Educate Staff Today to Support Physicians Tomorrow
Training staff to anticipate the impact of ICD-10 changes can give your practice a big advantage. Brownfield recommends that practices begin with a review of their superbill to make a comparative study using CMS General Equivalence Mappings (GEMs) to crosswalk the old and new codes. GEMs aren’t a substitute for learning how to use ICD-10-CM, which will take most coders an average of 15 to 25 hours. It will help identify where to focus training for maximum efficiency. Trained staff become the fastest and easiest resource for the physician.

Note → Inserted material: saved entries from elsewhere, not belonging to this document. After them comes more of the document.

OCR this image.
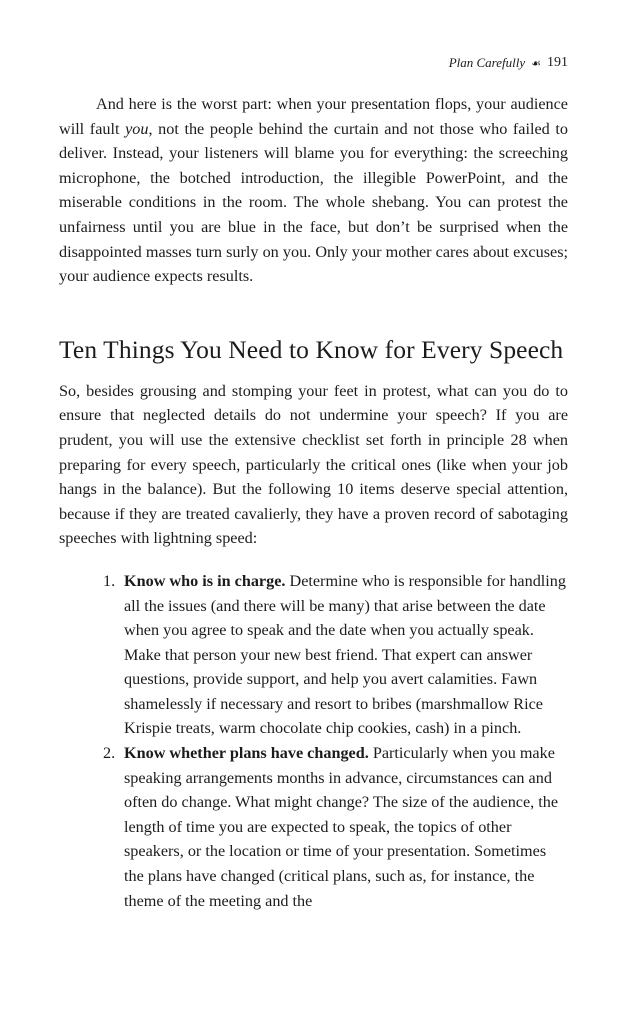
Plan Carefully ☙ 191

And here is the worst part: when your presentation flops, your audience will fault you, not the people behind the curtain and not those who failed to deliver. Instead, your listeners will blame you for everything: the screeching microphone, the botched introduction, the illegible PowerPoint, and the miserable conditions in the room. The whole shebang. You can protest the unfairness until you are blue in the face, but don’t be surprised when the disappointed masses turn surly on you. Only your mother cares about excuses; your audience expects results.

Ten Things You Need to Know for Every Speech

So, besides grousing and stomping your feet in protest, what can you do to ensure that neglected details do not undermine your speech? If you are prudent, you will use the extensive checklist set forth in principle 28 when preparing for every speech, particularly the critical ones (like when your job hangs in the balance). But the following 10 items deserve special attention, because if they are treated cavalierly, they have a proven record of sabotaging speeches with lightning speed:

1. Know who is in charge. Determine who is responsible for handling all the issues (and there will be many) that arise between the date when you agree to speak and the date when you actually speak. Make that person your new best friend. That expert can answer questions, provide support, and help you avert calamities. Fawn shamelessly if necessary and resort to bribes (marshmallow Rice Krispie treats, warm chocolate chip cookies, cash) in a pinch.
2. Know whether plans have changed. Particularly when you make speaking arrangements months in advance, circumstances can and often do change. What might change? The size of the audience, the length of time you are expected to speak, the topics of other speakers, or the location or time of your presentation. Sometimes the plans have changed (critical plans, such as, for instance, the theme of the meeting and the
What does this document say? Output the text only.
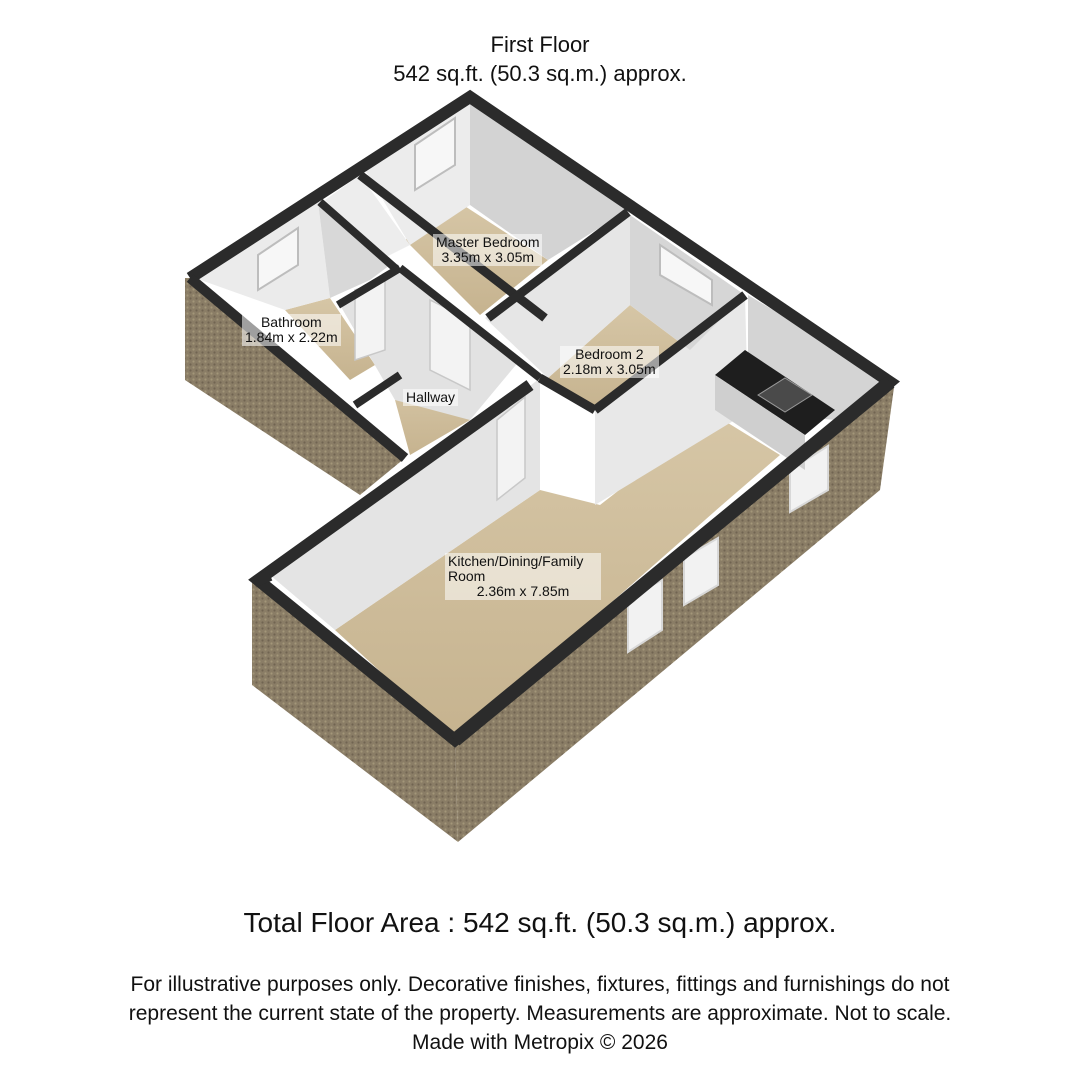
First Floor
542 sq.ft. (50.3 sq.m.) approx.
Master Bedroom
3.35m x 3.05m
Bathroom
1.84m x 2.22m
Bedroom 2
2.18m x 3.05m
Hallway
Kitchen/Dining/Family Room
2.36m x 7.85m
Total Floor Area : 542 sq.ft. (50.3 sq.m.) approx.
For illustrative purposes only. Decorative finishes, fixtures, fittings and furnishings do not
represent the current state of the property. Measurements are approximate. Not to scale.
Made with Metropix © 2026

“With properly trained staff, you can generally keep physician training to about an hour,” Brownfield says. “Knowledgeable staff can provide short follow-ups after ICD-10 implementation to ensure [the physician’s] understanding and clean claims.”

Use the Right Tools
Changes to practice management software and other systems are a necessary part of ICD-10 implementation, and leading vendors are offering new documentation tools. If your practice hasn’t already implemented an EMR, this is your best time to look into adoption because HITECH stimulus funds are still available. Customizable templates are offered by many EMR vendors.

Embrace the Data Advances
No one likes change, but ICD-10 offers new opportunities to evaluate patient trends and outcomes. Changes occurring from HIPAA 5010 paved the way for industry advances such as real-time claims comparisons on nationwide 835 remittances, which lets physicians compare their utilization, reimbursement, productivity, and audit risks to determine if they are an outlier next to peers in their state and nationally. ICD-10 is more detailed but also provides the benefits of increased transparency.

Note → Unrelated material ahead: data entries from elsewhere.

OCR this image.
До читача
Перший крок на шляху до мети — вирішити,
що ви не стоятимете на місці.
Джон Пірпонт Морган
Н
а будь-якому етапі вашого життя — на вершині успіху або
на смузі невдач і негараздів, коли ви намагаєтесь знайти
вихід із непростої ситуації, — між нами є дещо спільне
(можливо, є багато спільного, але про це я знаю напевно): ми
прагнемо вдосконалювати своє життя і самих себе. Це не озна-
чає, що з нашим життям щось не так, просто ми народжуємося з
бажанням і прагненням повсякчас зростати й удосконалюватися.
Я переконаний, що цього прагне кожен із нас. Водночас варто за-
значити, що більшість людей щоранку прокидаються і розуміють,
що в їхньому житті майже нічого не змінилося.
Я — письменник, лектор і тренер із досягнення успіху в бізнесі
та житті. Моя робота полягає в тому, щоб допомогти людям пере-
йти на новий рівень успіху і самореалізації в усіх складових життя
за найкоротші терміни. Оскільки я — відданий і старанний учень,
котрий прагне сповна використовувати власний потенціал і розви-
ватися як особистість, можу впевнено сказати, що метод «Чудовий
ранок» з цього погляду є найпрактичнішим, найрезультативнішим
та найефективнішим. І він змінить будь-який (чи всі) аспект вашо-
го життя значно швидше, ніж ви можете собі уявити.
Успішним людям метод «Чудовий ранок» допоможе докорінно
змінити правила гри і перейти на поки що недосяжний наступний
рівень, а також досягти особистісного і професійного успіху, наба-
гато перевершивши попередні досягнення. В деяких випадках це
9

Practices that haven’t started gearing up for the ICD-10 transition will lose an important advantage. Preparing now spreads the necessary work and training across nearly two years rather than facing it all at one time and sacrificing focus from patient care. Educated staff and tailored documentation training for physicians are the most important steps a practice can take now to reduce revenue cycle and productivity risks.

— Stephanie L. Cecchini, CPC, CEMC, CHISP, is an executive-level healthcare operations consultant at Trust Healthcare Consulting Services, LLC who has provider, payer, and third-party expertise.